Jewish comic Alex Edelman holds forth on the time he infiltrated a white nationalist meeting in this warm, witty stand-up show

This review is from the Menier Chocolate Factory in London in January 2023. Following its Broadway run, there will be a one-off Edinburgh performance of ‘Just for Us’ at the Pleasance Grand to raise money for the Adam Brace Award, an award to support new talent set up in the name of the show’s late director. Book tickets here.

The Menier’s programming is nothing if not eclectic: after reopening last year with an existential comedy about swinging, the next show up at the pocket-sized Southwark theatre will be a haunting sci-fi called ‘Marjorie Prime’. Before that, though, it plays host to ‘Just for Us’, from US comic Alex Edelman, directed by Brit Adam Brace.

‘Just for Us’ is very much stand-up comedy, but it’s very theatrical within that, an almighty piece of raconteurism that sees the very awkward, very Jewish Edelman recount the time when he whimsically decided to attend a white nationalist meeting in Queens.
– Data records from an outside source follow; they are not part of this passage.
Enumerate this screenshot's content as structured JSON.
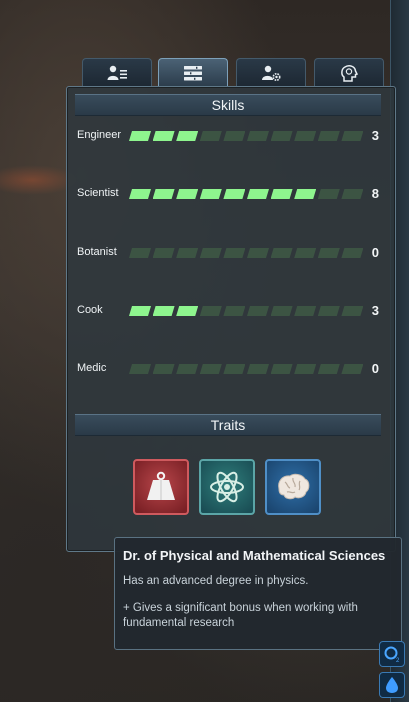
{
  "tabs": [
    {
      "icon": "person-list-icon",
      "active": false
    },
    {
      "icon": "skills-list-icon",
      "active": true
    },
    {
      "icon": "person-gear-icon",
      "active": false
    },
    {
      "icon": "head-brain-icon",
      "active": false
    }
  ],
  "skills_header": "Skills",
  "skills": [
    {
      "name": "Engineer",
      "value": "3"
    },
    {
      "name": "Scientist",
      "value": "8"
    },
    {
      "name": "Botanist",
      "value": "0"
    },
    {
      "name": "Cook",
      "value": "3"
    },
    {
      "name": "Medic",
      "value": "0"
    }
  ],
  "skill_max": 10,
  "colors": {
    "bar_on": "#8ef58e",
    "bar_off": "#3c5443"
  },
  "traits_header": "Traits",
  "traits": [
    {
      "icon": "weight-icon",
      "color": "#b8464a"
    },
    {
      "icon": "atom-icon",
      "color": "#2f7f7c"
    },
    {
      "icon": "brain-icon",
      "color": "#2f6fa8"
    }
  ],
  "tooltip": {
    "title": "Dr. of Physical and Mathematical Sciences",
    "description": "Has an advanced degree in physics.",
    "bonus": "+ Gives a significant bonus when working with fundamental research"
  },
  "side_buttons": [
    {
      "icon": "oxygen-icon"
    },
    {
      "icon": "water-drop-icon"
    }
  ]
}
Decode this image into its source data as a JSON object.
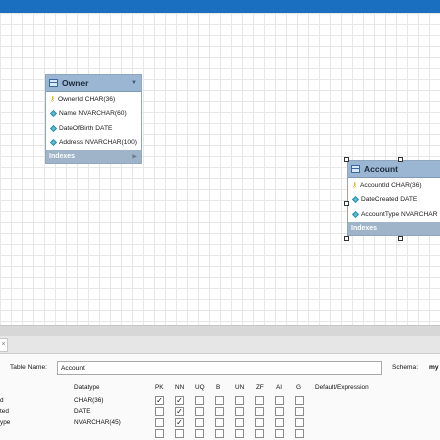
{
  "diagram": {
    "entities": [
      {
        "title": "Owner",
        "columns": [
          {
            "icon": "key-icon",
            "text": "OwnerId CHAR(36)"
          },
          {
            "icon": "diamond-icon",
            "text": "Name NVARCHAR(60)"
          },
          {
            "icon": "diamond-icon",
            "text": "DateOfBirth DATE"
          },
          {
            "icon": "diamond-icon",
            "text": "Address NVARCHAR(100)"
          }
        ],
        "footer": "Indexes"
      },
      {
        "title": "Account",
        "columns": [
          {
            "icon": "key-icon",
            "text": "AccountId CHAR(36)"
          },
          {
            "icon": "diamond-icon",
            "text": "DateCreated DATE"
          },
          {
            "icon": "diamond-icon",
            "text": "AccountType NVARCHAR"
          }
        ],
        "footer": "Indexes"
      }
    ]
  },
  "editor": {
    "tab_close": "×",
    "table_name_label": "Table Name:",
    "table_name_value": "Account",
    "schema_label": "Schema:",
    "schema_value": "my",
    "columns_header": {
      "datatype": "Datatype",
      "pk": "PK",
      "nn": "NN",
      "uq": "UQ",
      "b": "B",
      "un": "UN",
      "zf": "ZF",
      "ai": "AI",
      "g": "G",
      "default": "Default/Expression"
    },
    "rows": [
      {
        "name": "d",
        "datatype": "CHAR(36)",
        "flags": [
          true,
          true,
          false,
          false,
          false,
          false,
          false,
          false
        ]
      },
      {
        "name": "ted",
        "datatype": "DATE",
        "flags": [
          false,
          true,
          false,
          false,
          false,
          false,
          false,
          false
        ]
      },
      {
        "name": "ype",
        "datatype": "NVARCHAR(45)",
        "flags": [
          false,
          true,
          false,
          false,
          false,
          false,
          false,
          false
        ]
      },
      {
        "name": "",
        "datatype": "",
        "flags": [
          false,
          false,
          false,
          false,
          false,
          false,
          false,
          false
        ]
      }
    ]
  },
  "colors": {
    "accent": "#1b6fc0",
    "entity_header": "#9ab6d2",
    "entity_footer": "#9fb4c8"
  }
}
What the show is really about is Edelman’s own Jewishness and Jewish identity. As he says at the beginning, he’s not a particularly political comedian, and he’s not especially here to have a pop at the racists, whom he mostly seems bewildered by. Indeed, part of the reason his description of the white supremacist meeting is so funny is because he’s chronically incapable of being judgmental – he becomes fascinated by an old lady who’s sat there doing a 12,000-piece jigsaw, and finds himself drawn to a hot young racist called Chelsea.
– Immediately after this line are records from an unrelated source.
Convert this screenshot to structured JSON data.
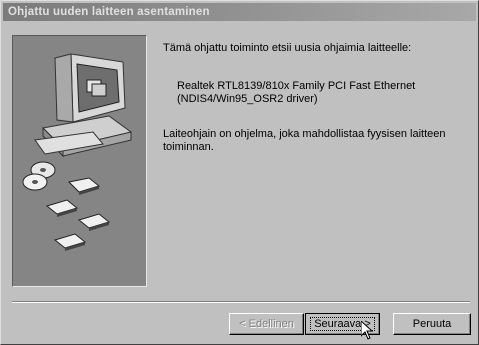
{
  "window": {
    "title": "Ohjattu uuden laitteen asentaminen"
  },
  "content": {
    "intro": "Tämä ohjattu toiminto etsii uusia ohjaimia laitteelle:",
    "device_line1": "Realtek RTL8139/810x Family PCI Fast Ethernet",
    "device_line2": "(NDIS4/Win95_OSR2 driver)",
    "explanation": "Laiteohjain on ohjelma, joka mahdollistaa fyysisen laitteen toiminnan."
  },
  "buttons": {
    "back": "< Edellinen",
    "next": "Seuraava >",
    "cancel": "Peruuta"
  },
  "icons": {
    "art": "computer-with-disks-illustration",
    "cursor": "mouse-pointer-icon"
  },
  "colors": {
    "panel": "#858585",
    "face": "#c0c0c0"
  }
}
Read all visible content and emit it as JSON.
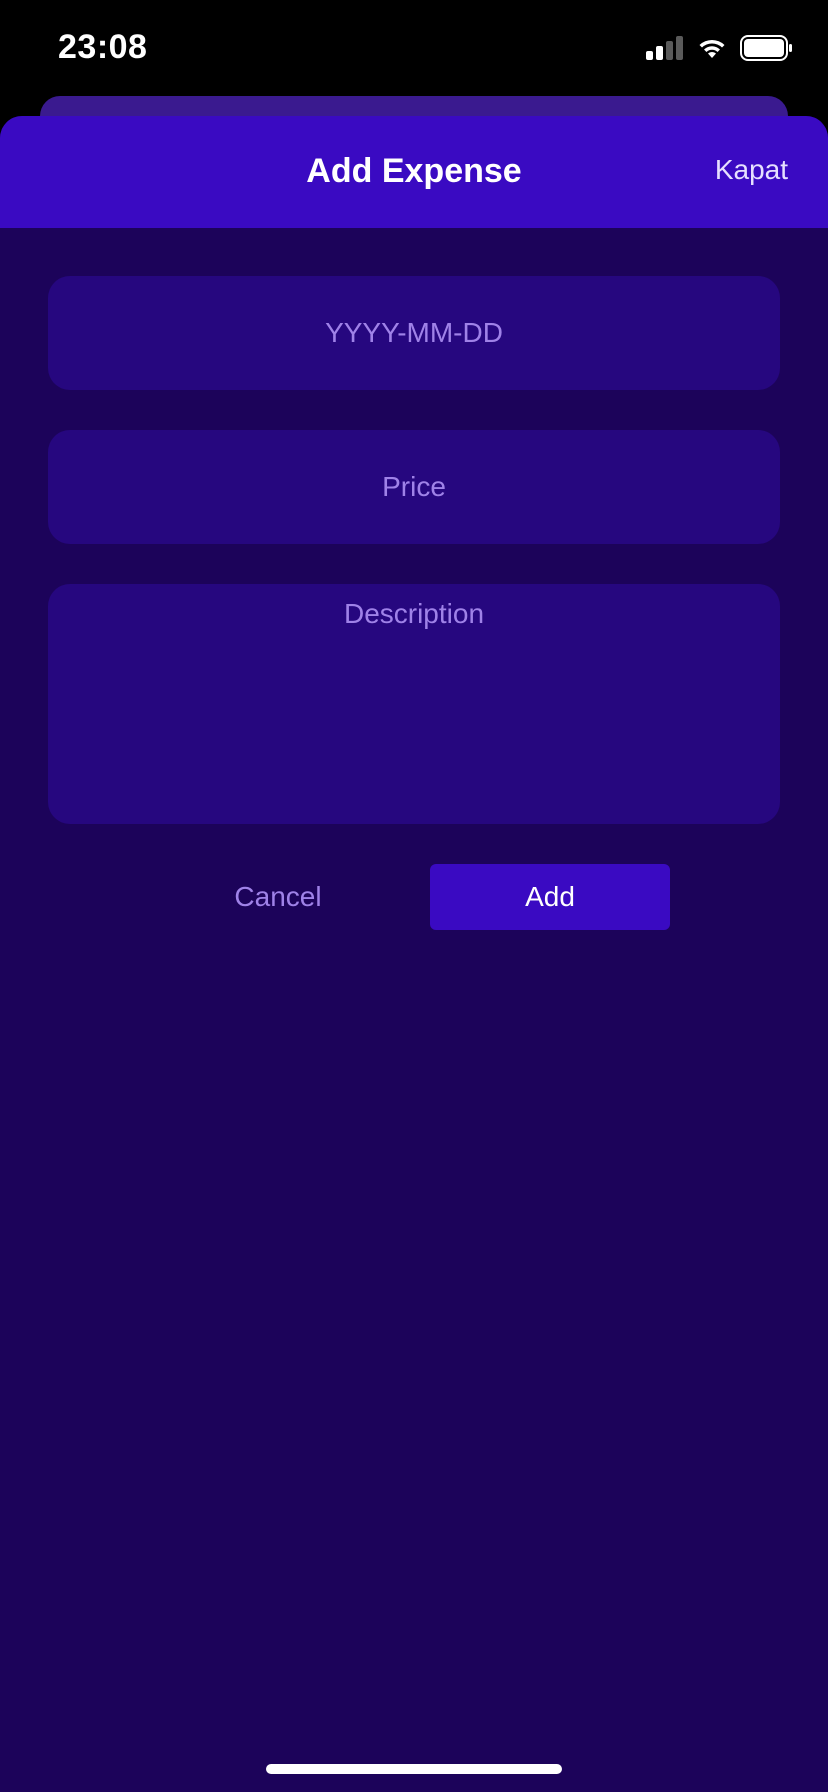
{
  "status_bar": {
    "time": "23:08",
    "icons": [
      "cellular-signal-icon",
      "wifi-icon",
      "battery-icon"
    ]
  },
  "sheet": {
    "title": "Add Expense",
    "close_label": "Kapat"
  },
  "form": {
    "date_placeholder": "YYYY-MM-DD",
    "date_value": "",
    "price_placeholder": "Price",
    "price_value": "",
    "description_placeholder": "Description",
    "description_value": ""
  },
  "actions": {
    "cancel_label": "Cancel",
    "add_label": "Add"
  },
  "colors": {
    "background": "#1c035a",
    "header": "#3a0ac2",
    "field": "#26077f",
    "placeholder": "#9f82e8",
    "accent": "#3a0ac2"
  }
}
But his detached, overanalytical approach to the meeting makes his description of it a fine jumping-off point for sundry amusing musings on his own past, from ridiculing his brother for making the Israeli skeleton bob team to numerous yarns about his orthodox Jewish upbringing in Boston, including one absolutely joyous section in which he recalls the year his parents reluctantly agreed to let them celebrate Christmas in order to cheer up a distraught non-Jewish family friend.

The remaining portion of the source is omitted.